Por su parte, la clase media, en realidad la mayoría de las clases, ansía diferenciarse del resto, reafirmándose en su identidad. Nada mejor para ello que una oportuna oferta de diversidades, inocuas para el capitalismo, individualistas y competitivas entre ellas cuando buscan presencia en los medios, reconocimiento de los políticos y significación social. Como señala el autor, los ciudadanos reniegan de participar en organizaciones de masas donde su exquisita especificidad se funde con miles para luchar por un programa electoral global, «temen perder su preciada identidad específica, que creen única». El mercado de la diversidad y su aparato ideológico les ha hecho creer que son tan exclusivos, tan singulares que no pueden soportar la uniformidad de una disciplina unitaria de lucha social por un objetivo global.

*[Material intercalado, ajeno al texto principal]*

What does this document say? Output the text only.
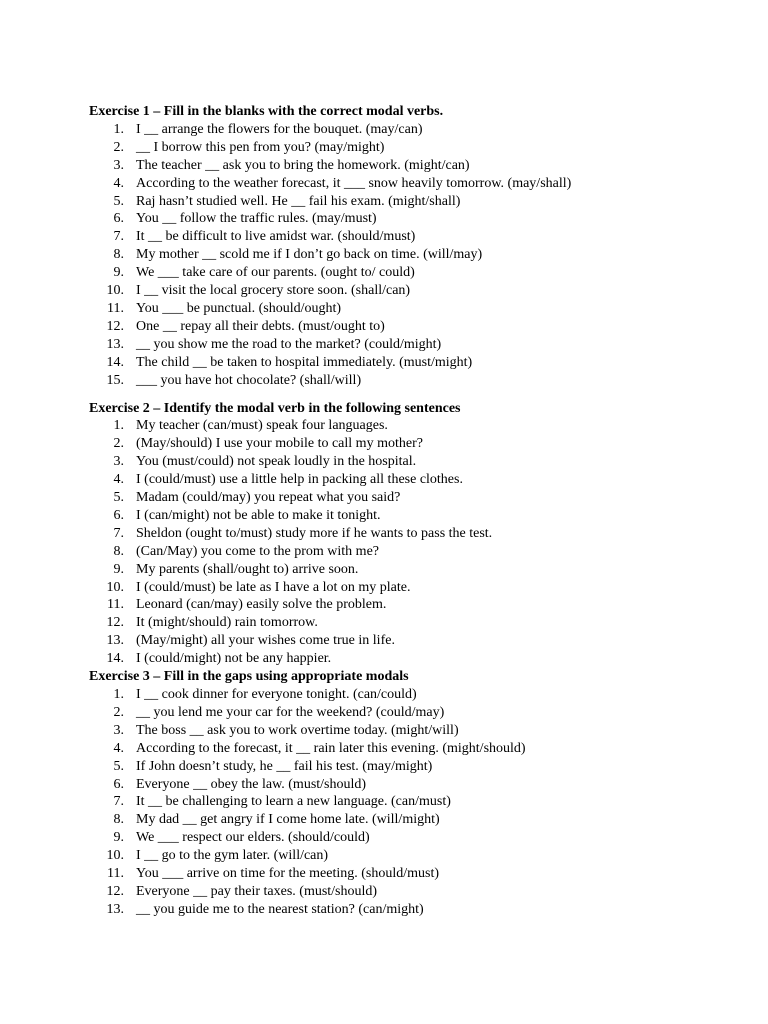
Exercise 1 – Fill in the blanks with the correct modal verbs.
1. I __ arrange the flowers for the bouquet. (may/can)
2. __ I borrow this pen from you? (may/might)
3. The teacher __ ask you to bring the homework. (might/can)
4. According to the weather forecast, it ___ snow heavily tomorrow. (may/shall)
5. Raj hasn’t studied well. He __ fail his exam. (might/shall)
6. You __ follow the traffic rules. (may/must)
7. It __ be difficult to live amidst war. (should/must)
8. My mother __ scold me if I don’t go back on time. (will/may)
9. We ___ take care of our parents. (ought to/ could)
10. I __ visit the local grocery store soon. (shall/can)
11. You ___ be punctual. (should/ought)
12. One __ repay all their debts. (must/ought to)
13. __ you show me the road to the market? (could/might)
14. The child __ be taken to hospital immediately. (must/might)
15. ___ you have hot chocolate? (shall/will)
Exercise 2 – Identify the modal verb in the following sentences
1. My teacher (can/must) speak four languages.
2. (May/should) I use your mobile to call my mother?
3. You (must/could) not speak loudly in the hospital.
4. I (could/must) use a little help in packing all these clothes.
5. Madam (could/may) you repeat what you said?
6. I (can/might) not be able to make it tonight.
7. Sheldon (ought to/must) study more if he wants to pass the test.
8. (Can/May) you come to the prom with me?
9. My parents (shall/ought to) arrive soon.
10. I (could/must) be late as I have a lot on my plate.
11. Leonard (can/may) easily solve the problem.
12. It (might/should) rain tomorrow.
13. (May/might) all your wishes come true in life.
14. I (could/might) not be any happier.
Exercise 3 – Fill in the gaps using appropriate modals
1. I __ cook dinner for everyone tonight. (can/could)
2. __ you lend me your car for the weekend? (could/may)
3. The boss __ ask you to work overtime today. (might/will)
4. According to the forecast, it __ rain later this evening. (might/should)
5. If John doesn’t study, he __ fail his test. (may/might)
6. Everyone __ obey the law. (must/should)
7. It __ be challenging to learn a new language. (can/must)
8. My dad __ get angry if I come home late. (will/might)
9. We ___ respect our elders. (should/could)
10. I __ go to the gym later. (will/can)
11. You ___ arrive on time for the meeting. (should/must)
12. Everyone __ pay their taxes. (must/should)
13. __ you guide me to the nearest station? (can/might)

Basta ver en los perfiles de Twitter que, cuanto más políticamente incorrecto se autocalifica un usuario más retrógrada suele ser su ideología.
Bernabé también nos habla del auge de la ultraderecha. Tal como ya indicamos anteriormente en el razonamiento de Jones, mientras «la izquierda secciona a los grupos sociales intentando dar protagonismo a todos los colectivos que pugnan en ese mercado identitario», la ultraderecha construye grupo en torno al discurso de la honradez, la decencia y la invasión del diferente.
Guy Debord alertó en 1967 de que vivíamos en la sociedad del espectáculo. Pasolini, a principios de los setenta, auguraba que el culto al consumo lograría una desideologización que nunca consiguió el fascismo. En 1985, Ignacio Ramonet acuña el término «golosina visual» para referirse a los mecanismos de seducción de los medios audiovisuales. Todas esas agoreras previsiones en su momento resultaron revolucionarias, el tiempo les ha dado la razón y ahora son aceptadas sin discusión. En este libro Daniel Bernabé nos trae otra: la trampa de la diversidad, que se une a las anteriores con el objeto de seguir desmovilizando, o mejor dicho, movilizando con humo, a la izquierda y la clase trabajadora. Qué término tan extraño ya, ¿verdad?, clase trabajadora. Una columna suya sobre este tema escrita en la revista La Marea me cautivó hasta el punto de plantearle la posibilidad de desarrollar el asunto a lo largo de un libro. No imaginaba que nos podría sorprender con estas clarificadoras ideas presentadas con tanto respeto hacia las minorías como contundencia en sus argumentos.
Introducción de Pascual Serrano.
La trampa de la diversidad. Daniel Bernabé.